Monday, August 14, 2017

I Live In A White World by Laura D. Brown




It has taken me 44 years to realize how limited my world view is — and how that impacts my teaching.
 
I went to Disney World this summer and stayed at the Boardwalk Inn — I saw a sea of white faces.

I went to Myrtle Beach, SC and frolicked on the beach with other white tourists.

I went to a national gymnastics competition in Savannah, GA and cheered on white kids in pretty unis.

I volunteered at the Auburn Great Race and counted how many non-white faces I saw run, bike, or paddled by — three.

I send my children to a school where they see 99% faces that are white, just like them.

I frequent an urban YMCA in Auburn, NY and see very few non-white participants.

I have one non-white uncle married to my aunt, and one non-white Godfather (a Mohawk).
I have no non-white close friends.

I have worked with only 3–4 non-white educators in my twenty-three-year teaching career.

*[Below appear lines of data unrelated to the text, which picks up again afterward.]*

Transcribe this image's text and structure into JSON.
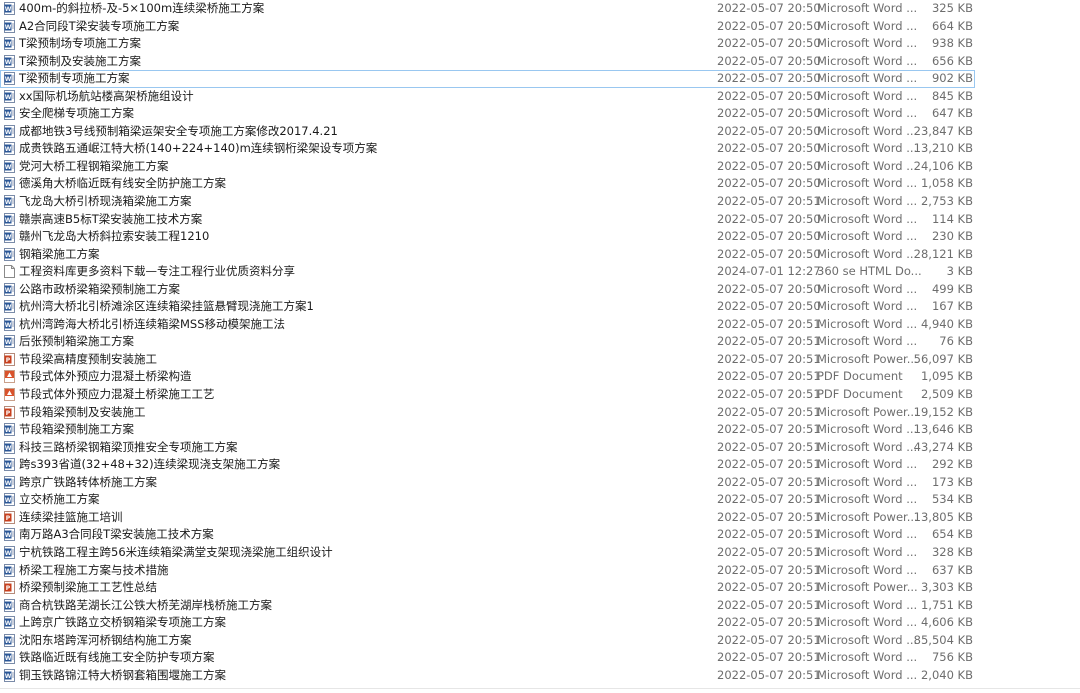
{
  "files": [
    {
      "name": "400m-的斜拉桥-及-5×100m连续梁桥施工方案",
      "date": "2022-05-07 20:50",
      "type": "Microsoft Word ...",
      "size": "325 KB",
      "icon": "word-icon"
    },
    {
      "name": "A2合同段T梁安装专项施工方案",
      "date": "2022-05-07 20:50",
      "type": "Microsoft Word ...",
      "size": "664 KB",
      "icon": "word-icon"
    },
    {
      "name": "T梁预制场专项施工方案",
      "date": "2022-05-07 20:50",
      "type": "Microsoft Word ...",
      "size": "938 KB",
      "icon": "word-icon"
    },
    {
      "name": "T梁预制及安装施工方案",
      "date": "2022-05-07 20:50",
      "type": "Microsoft Word ...",
      "size": "656 KB",
      "icon": "word-icon"
    },
    {
      "name": "T梁预制专项施工方案",
      "date": "2022-05-07 20:50",
      "type": "Microsoft Word ...",
      "size": "902 KB",
      "icon": "word-icon",
      "selected": true
    },
    {
      "name": "xx国际机场航站楼高架桥施组设计",
      "date": "2022-05-07 20:50",
      "type": "Microsoft Word ...",
      "size": "845 KB",
      "icon": "word-icon"
    },
    {
      "name": "安全爬梯专项施工方案",
      "date": "2022-05-07 20:50",
      "type": "Microsoft Word ...",
      "size": "647 KB",
      "icon": "word-icon"
    },
    {
      "name": "成都地铁3号线预制箱梁运架安全专项施工方案修改2017.4.21",
      "date": "2022-05-07 20:50",
      "type": "Microsoft Word ...",
      "size": "23,847 KB",
      "icon": "word-icon"
    },
    {
      "name": "成贵铁路五通岷江特大桥(140+224+140)m连续钢桁梁架设专项方案",
      "date": "2022-05-07 20:50",
      "type": "Microsoft Word ...",
      "size": "13,210 KB",
      "icon": "word-icon"
    },
    {
      "name": "党河大桥工程钢箱梁施工方案",
      "date": "2022-05-07 20:50",
      "type": "Microsoft Word ...",
      "size": "24,106 KB",
      "icon": "word-icon"
    },
    {
      "name": "德溪角大桥临近既有线安全防护施工方案",
      "date": "2022-05-07 20:50",
      "type": "Microsoft Word ...",
      "size": "1,058 KB",
      "icon": "word-icon"
    },
    {
      "name": "飞龙岛大桥引桥现浇箱梁施工方案",
      "date": "2022-05-07 20:51",
      "type": "Microsoft Word ...",
      "size": "2,753 KB",
      "icon": "word-icon"
    },
    {
      "name": "赣崇高速B5标T梁安装施工技术方案",
      "date": "2022-05-07 20:50",
      "type": "Microsoft Word ...",
      "size": "114 KB",
      "icon": "word-icon"
    },
    {
      "name": "赣州飞龙岛大桥斜拉索安装工程1210",
      "date": "2022-05-07 20:50",
      "type": "Microsoft Word ...",
      "size": "230 KB",
      "icon": "word-icon"
    },
    {
      "name": "钢箱梁施工方案",
      "date": "2022-05-07 20:50",
      "type": "Microsoft Word ...",
      "size": "28,121 KB",
      "icon": "word-icon"
    },
    {
      "name": "工程资料库更多资料下载—专注工程行业优质资料分享",
      "date": "2024-07-01 12:27",
      "type": "360 se HTML Do...",
      "size": "3 KB",
      "icon": "html-icon"
    },
    {
      "name": "公路市政桥梁箱梁预制施工方案",
      "date": "2022-05-07 20:50",
      "type": "Microsoft Word ...",
      "size": "499 KB",
      "icon": "word-icon"
    },
    {
      "name": "杭州湾大桥北引桥滩涂区连续箱梁挂篮悬臂现浇施工方案1",
      "date": "2022-05-07 20:50",
      "type": "Microsoft Word ...",
      "size": "167 KB",
      "icon": "word-icon"
    },
    {
      "name": "杭州湾跨海大桥北引桥连续箱梁MSS移动模架施工法",
      "date": "2022-05-07 20:51",
      "type": "Microsoft Word ...",
      "size": "4,940 KB",
      "icon": "word-icon"
    },
    {
      "name": "后张预制箱梁施工方案",
      "date": "2022-05-07 20:51",
      "type": "Microsoft Word ...",
      "size": "76 KB",
      "icon": "word-icon"
    },
    {
      "name": "节段梁高精度预制安装施工",
      "date": "2022-05-07 20:51",
      "type": "Microsoft Power...",
      "size": "56,097 KB",
      "icon": "powerpoint-icon"
    },
    {
      "name": "节段式体外预应力混凝土桥梁构造",
      "date": "2022-05-07 20:51",
      "type": "PDF Document",
      "size": "1,095 KB",
      "icon": "pdf-icon"
    },
    {
      "name": "节段式体外预应力混凝土桥梁施工工艺",
      "date": "2022-05-07 20:51",
      "type": "PDF Document",
      "size": "2,509 KB",
      "icon": "pdf-icon"
    },
    {
      "name": "节段箱梁预制及安装施工",
      "date": "2022-05-07 20:51",
      "type": "Microsoft Power...",
      "size": "19,152 KB",
      "icon": "powerpoint-icon"
    },
    {
      "name": "节段箱梁预制施工方案",
      "date": "2022-05-07 20:51",
      "type": "Microsoft Word ...",
      "size": "13,646 KB",
      "icon": "word-icon"
    },
    {
      "name": "科技三路桥梁钢箱梁顶推安全专项施工方案",
      "date": "2022-05-07 20:51",
      "type": "Microsoft Word ...",
      "size": "43,274 KB",
      "icon": "word-icon"
    },
    {
      "name": "跨s393省道(32+48+32)连续梁现浇支架施工方案",
      "date": "2022-05-07 20:51",
      "type": "Microsoft Word ...",
      "size": "292 KB",
      "icon": "word-icon"
    },
    {
      "name": "跨京广铁路转体桥施工方案",
      "date": "2022-05-07 20:51",
      "type": "Microsoft Word ...",
      "size": "173 KB",
      "icon": "word-icon"
    },
    {
      "name": "立交桥施工方案",
      "date": "2022-05-07 20:51",
      "type": "Microsoft Word ...",
      "size": "534 KB",
      "icon": "word-icon"
    },
    {
      "name": "连续梁挂篮施工培训",
      "date": "2022-05-07 20:51",
      "type": "Microsoft Power...",
      "size": "13,805 KB",
      "icon": "powerpoint-icon"
    },
    {
      "name": "南万路A3合同段T梁安装施工技术方案",
      "date": "2022-05-07 20:51",
      "type": "Microsoft Word ...",
      "size": "654 KB",
      "icon": "word-icon"
    },
    {
      "name": "宁杭铁路工程主跨56米连续箱梁满堂支架现浇梁施工组织设计",
      "date": "2022-05-07 20:51",
      "type": "Microsoft Word ...",
      "size": "328 KB",
      "icon": "word-icon"
    },
    {
      "name": "桥梁工程施工方案与技术措施",
      "date": "2022-05-07 20:51",
      "type": "Microsoft Word ...",
      "size": "637 KB",
      "icon": "word-icon"
    },
    {
      "name": "桥梁预制梁施工工艺性总结",
      "date": "2022-05-07 20:51",
      "type": "Microsoft Power...",
      "size": "3,303 KB",
      "icon": "powerpoint-icon"
    },
    {
      "name": "商合杭铁路芜湖长江公铁大桥芜湖岸栈桥施工方案",
      "date": "2022-05-07 20:51",
      "type": "Microsoft Word ...",
      "size": "1,751 KB",
      "icon": "word-icon"
    },
    {
      "name": "上跨京广铁路立交桥钢箱梁专项施工方案",
      "date": "2022-05-07 20:51",
      "type": "Microsoft Word ...",
      "size": "4,606 KB",
      "icon": "word-icon"
    },
    {
      "name": "沈阳东塔跨浑河桥钢结构施工方案",
      "date": "2022-05-07 20:51",
      "type": "Microsoft Word ...",
      "size": "85,504 KB",
      "icon": "word-icon"
    },
    {
      "name": "铁路临近既有线施工安全防护专项方案",
      "date": "2022-05-07 20:51",
      "type": "Microsoft Word ...",
      "size": "756 KB",
      "icon": "word-icon"
    },
    {
      "name": "铜玉铁路锦江特大桥钢套箱围堰施工方案",
      "date": "2022-05-07 20:51",
      "type": "Microsoft Word ...",
      "size": "2,040 KB",
      "icon": "word-icon"
    }
  ],
  "colors": {
    "word": "#2b5797",
    "powerpoint": "#c8401e",
    "pdf": "#d9532c",
    "html": "#8a8a8a",
    "selection_border": "#99c7f0"
  }
}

I teach in a school that is 79% white.

I am educated and hold very democratic egalitarian views, but I do not know what the hell I am even talking about because I live in a white world. Membership in this white world makes my life drastically different than 21% of the student body that I teach. Is it no wonder that the Tatianas and the DeShawns have challenged me over the years? I have no concept of how my non-white students adapt, learn, strive, struggle or exist in my white world. When I teach them about civil rights do they see me as a fraud? Do they see me as another well-meaning white female teacher telling them fairy-tales of democracy, freedom, and justice? Do my non-white students gather together at lunch tables during the refuge of their only free period where they choose to sit with whom they are most comfortable chatting about how their white teachers don’t “get” them? Or, are my non-white students silent because the racism is subtle? Do they accept the reality of the world they live in or does their anger simmer?

When my non-white students see images of Charlottesville, VA does it confirm or surprise? Do they wonder if their teachers hold such beliefs?

When I Googled “white teachers,” the search revealed:

The search results demonstrate the disconnect between white teachers and students of color. I feel the need to educate myself further. My teacher training and professional development have never discussed the racial and cultural divide that is growing in classrooms across our nation. I am sure my lack of training in this topic is due to many factors, including the predominance of white teachers, the systemic racism, de facto segregation of neighborhoods, and the naive belief of white teachers that we have no bias.

I wish I could finish this post with some nice conclusion, but the truth is that my colleagues and I have a lot of work to do. We have been ignorant and removed from the pain of discrimination based on race. We have comfortably lived in our white world far too long.